Oliver's lips tightened in disgust. "Not with twenty guys, you're not. No go. Besides, it's been done. I told you we'd made real war in here. It'd be a quick massacre."

"—and then, after we've taken it—we re-distribute it. Fair and square, one rat bar per customer, all controlled and quartermasterly. To sinners and all. By the next chow call everybody who's ever been shorted will be coming over to us. And then we'll be in a position to deal with the hard cases."

"You're nuts. You can't do it. Not with twenty guys."

"Did I say we were only going to have twenty guys? Suegar, did I say that?"

Suegar, listening in rapt fascination, shook his head.

"Well, I ain't sticking my neck out to get pounded unless you can produce some visible means of support," said Oliver. "This could get us killed."

"Can do," Miles promised recklessly. One had to start lifting somewhere; his imaginary bootstraps would do well enough. "I will deliver 500 troops to the sacred cause by chow call."

"You do that, and I'll walk the perimeter of this camp naked on my hands," retorted Oliver.

Miles grinned. "I may hold you to that, Sergeant. Twenty plus. By chow call." Miles stood. "Come on, Suegar."

Oliver waved them off irritably. They retreated in good order. When Miles looked back over his shoulder, Oliver had arisen, and was walking toward a group of occupied mats tangential to his own, waving down an apparent acquaintance.

"So where do we get 500 troops before next chow call?" Suegar asked. "I better warn you, Oliver was the best thing I had. The next is bound to be tougher."

"What," said Miles, "is your faith wavering so soon?"

"I believe," said Suegar, "I just don't see. Maybe that makes me blessed, I dunno."

"I'm surprised. I thought it was pretty obvious. There." Miles pointed across the camp toward the unmarked border of the women's group.

"Oh." Suegar stopped short. "Oh, oh. I don't think so, Miles."

"Yes. Let's go."

"You won't get in there without a change-of-sex operation."

"What, as God-driven as you are, haven't you tried to preach your scripture to them?"

"I tried. Got pounded. Tried elsewhere after that."

Miles paused, and pursed his lips, studying Suegar. "It wasn't defeat, or you wouldn't have hung on long enough to meet me. Was it—ah, shame, that drained your usual resolve? You got something to work off in that quarter?"

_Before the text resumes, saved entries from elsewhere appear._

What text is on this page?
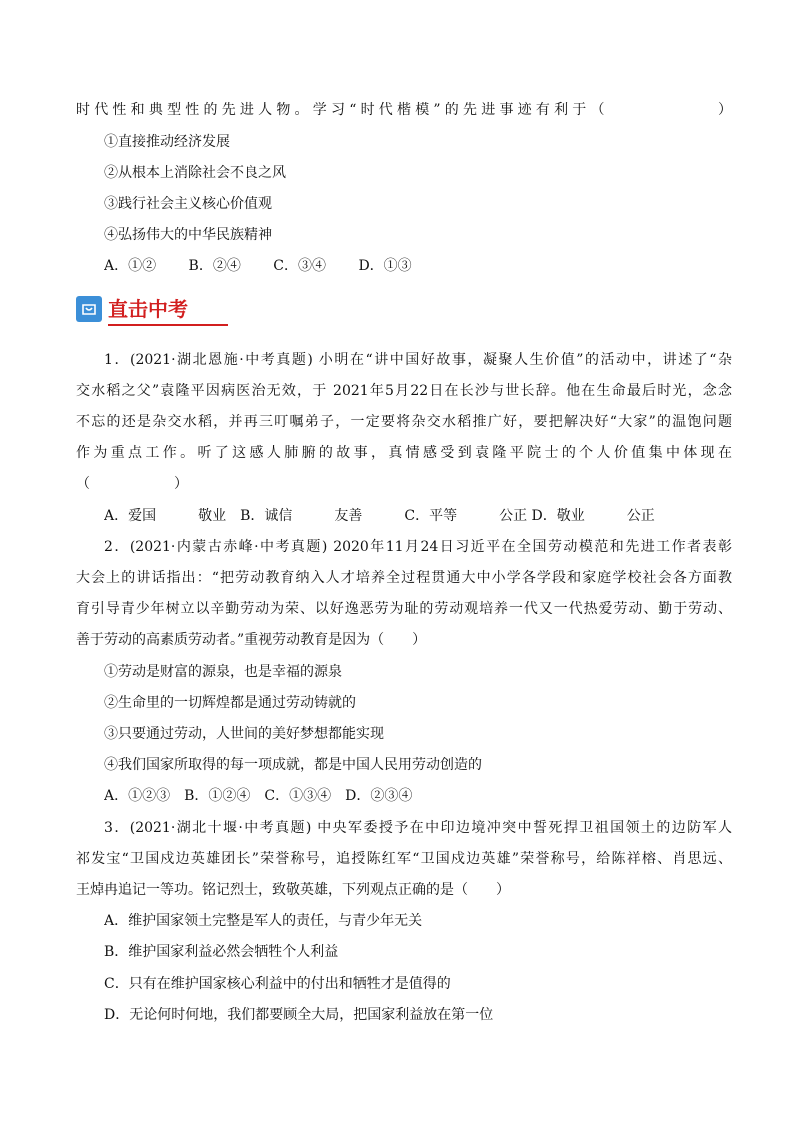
时代性和典型性的先进人物。学习“时代楷模”的先进事迹有利于（　　　　　　）
①直接推动经济发展
②从根本上消除社会不良之风
③践行社会主义核心价值观
④弘扬伟大的中华民族精神
A．①②　　 B．②④　　 C．③④　　 D．①③
直击中考
1．(2021·湖北恩施·中考真题) 小明在“讲中国好故事，凝聚人生价值”的活动中，讲述了“杂
交水稻之父”袁隆平因病医治无效，于 2021年5月22日在长沙与世长辞。他在生命最后时光，念念
不忘的还是杂交水稻，并再三叮嘱弟子，一定要将杂交水稻推广好，要把解决好“大家”的温饱问题
作为重点工作。听了这感人肺腑的故事，真情感受到袁隆平院士的个人价值集中体现在
（　　　　　　）
A．爱国　　　敬业　B．诚信　　　友善　　　C．平等　　　公正 D．敬业　　　公正
2．(2021·内蒙古赤峰·中考真题) 2020年11月24日习近平在全国劳动模范和先进工作者表彰
大会上的讲话指出：“把劳动教育纳入人才培养全过程贯通大中小学各学段和家庭学校社会各方面教
育引导青少年树立以辛勤劳动为荣、以好逸恶劳为耻的劳动观培养一代又一代热爱劳动、勤于劳动、
善于劳动的高素质劳动者。”重视劳动教育是因为（　　）
①劳动是财富的源泉，也是幸福的源泉
②生命里的一切辉煌都是通过劳动铸就的
③只要通过劳动，人世间的美好梦想都能实现
④我们国家所取得的每一项成就，都是中国人民用劳动创造的
A．①②③　B．①②④　C．①③④　D．②③④
3．(2021·湖北十堰·中考真题) 中央军委授予在中印边境冲突中誓死捍卫祖国领土的边防军人
祁发宝“卫国戍边英雄团长”荣誉称号，追授陈红军“卫国戍边英雄”荣誉称号，给陈祥榕、肖思远、
王焯冉追记一等功。铭记烈士，致敬英雄，下列观点正确的是（　　）
A．维护国家领土完整是军人的责任，与青少年无关
B．维护国家利益必然会牺牲个人利益
C．只有在维护国家核心利益中的付出和牺牲才是值得的
D．无论何时何地，我们都要顾全大局，把国家利益放在第一位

Suegar shook his head. "Not personally. Except maybe, sins of omission. I just didn't have the heart to harass 'em any more."

"This whole place is suffering from sins of omission." A relief, that Suegar wasn't some sort of self-confessed rapist. Miles's eyes swept the scene, teasing out the pattern from the limited cues of position, grouping, activity. "Yes . . . predator pressure produces herd behavior. Social—fragmentation here being what it is, the pressure must be pretty high, to hold a group of that size together. But I hadn't noticed any incidents since I got here. . . ."

"It comes and goes," said Suegar. "Phases of the moon or something."

Phases of the moon, right. Miles sent up a prayer of thanks in his heart to whatever gods might be—to Whom it may concern—that the Cetagandans appeared to have implanted some standard time-release anti-ovulant in all their female prisoners, along with their other immunizations. Bless the forgotten individual who'd put that clause in the IJC rules, forcing he Cetagandans into more subtle forms of legal torture. And yet, would the presence of pregnancies, infants, and children among the prisoners have been another destabilizing stress—or a stabilizing force deeper and stronger than all the previous loyalties the Cetagandans seemed to have so successfully broken down? From a purely logistical viewpoint, Miles was elated that the question was theoretical.